Bereits heute zeigen Messdaten einen klaren Trend.
Heizen mit Holz steht häufig in der Kritik – zu Unrecht, wie eine aktuelle Studie des Forschungszentrums BEST – Bioenergy and Sustainable Technologies zeigt. Demnach könnten die Feinstaubemissionen aus Kleinfeuerungen bis 2050 um bis zu 90 Prozent sinken, vorausgesetzt, moderne Technologien setzen sich flächendeckend durch.
„Unsere Studie kommt zum Ergebnis, dass durch den Einsatz modernster Holzfeuerungen und deren sachgerechten Betrieb die Staubemissionen […] stark sinken werden“, erklärt Studienautor Markus Schwarz.
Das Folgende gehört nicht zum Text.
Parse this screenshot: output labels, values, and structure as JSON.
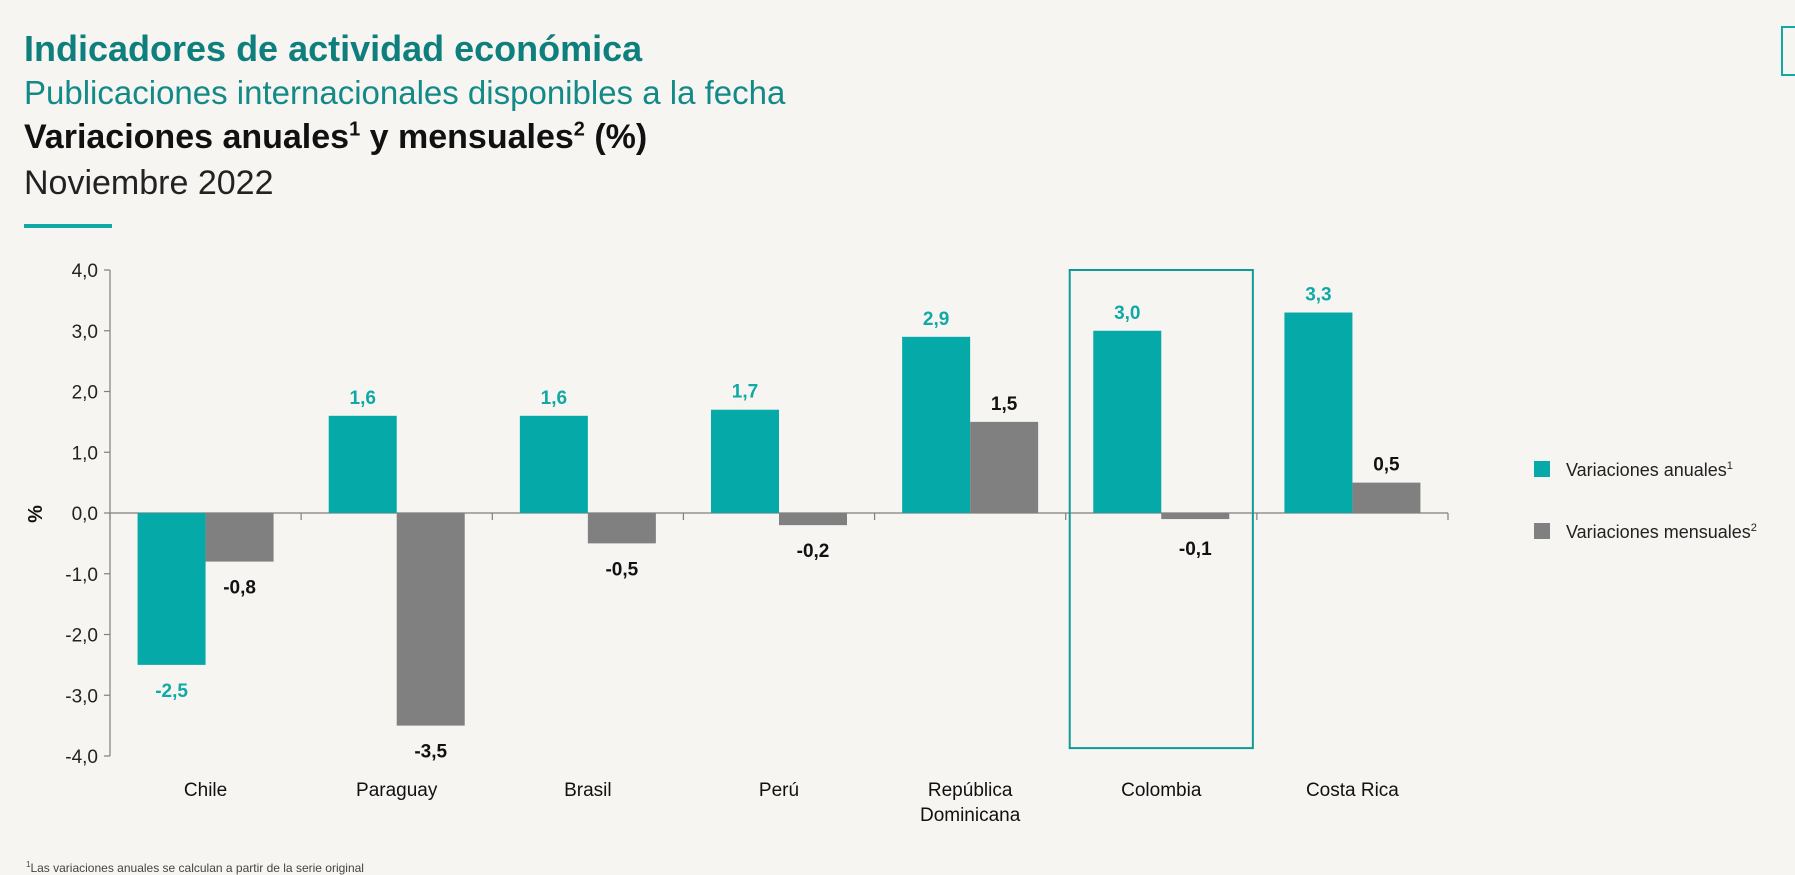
{
  "header": {
    "title": "Indicadores de actividad económica",
    "subtitle": "Publicaciones internacionales disponibles a la fecha",
    "heading_part1": "Variaciones anuales",
    "heading_sup1": "1",
    "heading_part2": " y mensuales",
    "heading_sup2": "2",
    "heading_part3": " (%)",
    "period": "Noviembre 2022"
  },
  "footnote": {
    "sup": "1",
    "text": "Las variaciones anuales se calculan a partir de la serie original"
  },
  "colors": {
    "annual": "#05a9a7",
    "monthly": "#808080",
    "annual_label": "#10a9a6",
    "monthly_label": "#111111",
    "highlight_box": "#0f9a97"
  },
  "chart_data": {
    "type": "bar",
    "ylabel": "%",
    "ylim": [
      -4,
      4
    ],
    "yticks": [
      4,
      3,
      2,
      1,
      0,
      -1,
      -2,
      -3,
      -4
    ],
    "ytick_labels": [
      "4,0",
      "3,0",
      "2,0",
      "1,0",
      "0,0",
      "-1,0",
      "-2,0",
      "-3,0",
      "-4,0"
    ],
    "categories": [
      "Chile",
      "Paraguay",
      "Brasil",
      "Perú",
      "República Dominicana",
      "Colombia",
      "Costa Rica"
    ],
    "category_lines": [
      [
        "Chile"
      ],
      [
        "Paraguay"
      ],
      [
        "Brasil"
      ],
      [
        "Perú"
      ],
      [
        "República",
        "Dominicana"
      ],
      [
        "Colombia"
      ],
      [
        "Costa Rica"
      ]
    ],
    "highlight_category": "Colombia",
    "series": [
      {
        "name": "Variaciones anuales",
        "legend_sup": "1",
        "values": [
          -2.5,
          1.6,
          1.6,
          1.7,
          2.9,
          3.0,
          3.3
        ],
        "value_labels": [
          "-2,5",
          "1,6",
          "1,6",
          "1,7",
          "2,9",
          "3,0",
          "3,3"
        ]
      },
      {
        "name": "Variaciones mensuales",
        "legend_sup": "2",
        "values": [
          -0.8,
          -3.5,
          -0.5,
          -0.2,
          1.5,
          -0.1,
          0.5
        ],
        "value_labels": [
          "-0,8",
          "-3,5",
          "-0,5",
          "-0,2",
          "1,5",
          "-0,1",
          "0,5"
        ]
      }
    ],
    "legend_position": "right"
  }
}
Bereits heute zeigen Messdaten einen klaren Trend: In inneralpinen Regionen Österreichs sind die Feinstaubwerte zwischen 2005 und 2022 um 47 Prozent zurückgegangen – trotz hoher Verbreitung von Biomasseheizungen.
Austausch alter Anlagen als entscheidender Hebel
Ein zentrales Ergebnis der Studie: Der Großteil der Emissionen stammt nicht von modernen Anlagen, sondern von veralteten Heizsystemen.
Mehr als 50 Prozent der Feinstaubbelastung gehen auf sogenannte Allesbrenner und Naturzugskessel zurück. Moderne Systeme schneiden deutlich besser ab: Automatische Biomassekessel verursachen nur 2,6 Prozent, moderne Scheitholzvergaser 3,3 Prozent der Emissionen.
Für den Österreichischen Biomasse-Verband ist daher klar, wo angesetzt werden muss. „Der wichtigste Aspekt für die Feinstaubreduktion ist, dass veraltete Feuerungsanlagen durch emissionsarme moderne Kessel […] ersetzt werden“, betont Franz Titschenbacher, Präsident des Verbandes.
Klimabeitrag durch Biomasse bleibt relevant
Neben der Luftqualität spielt auch der Klimaschutz eine zentrale Rolle. In Österreich wurden in den vergangenen 25 Jahren rund 400.000 Biomasse-Zentralheizungen installiert. Parallel dazu sind die Treibhausgasemissionen im Gebäudesektor seit 1990 um mehr als die Hälfte gesunken.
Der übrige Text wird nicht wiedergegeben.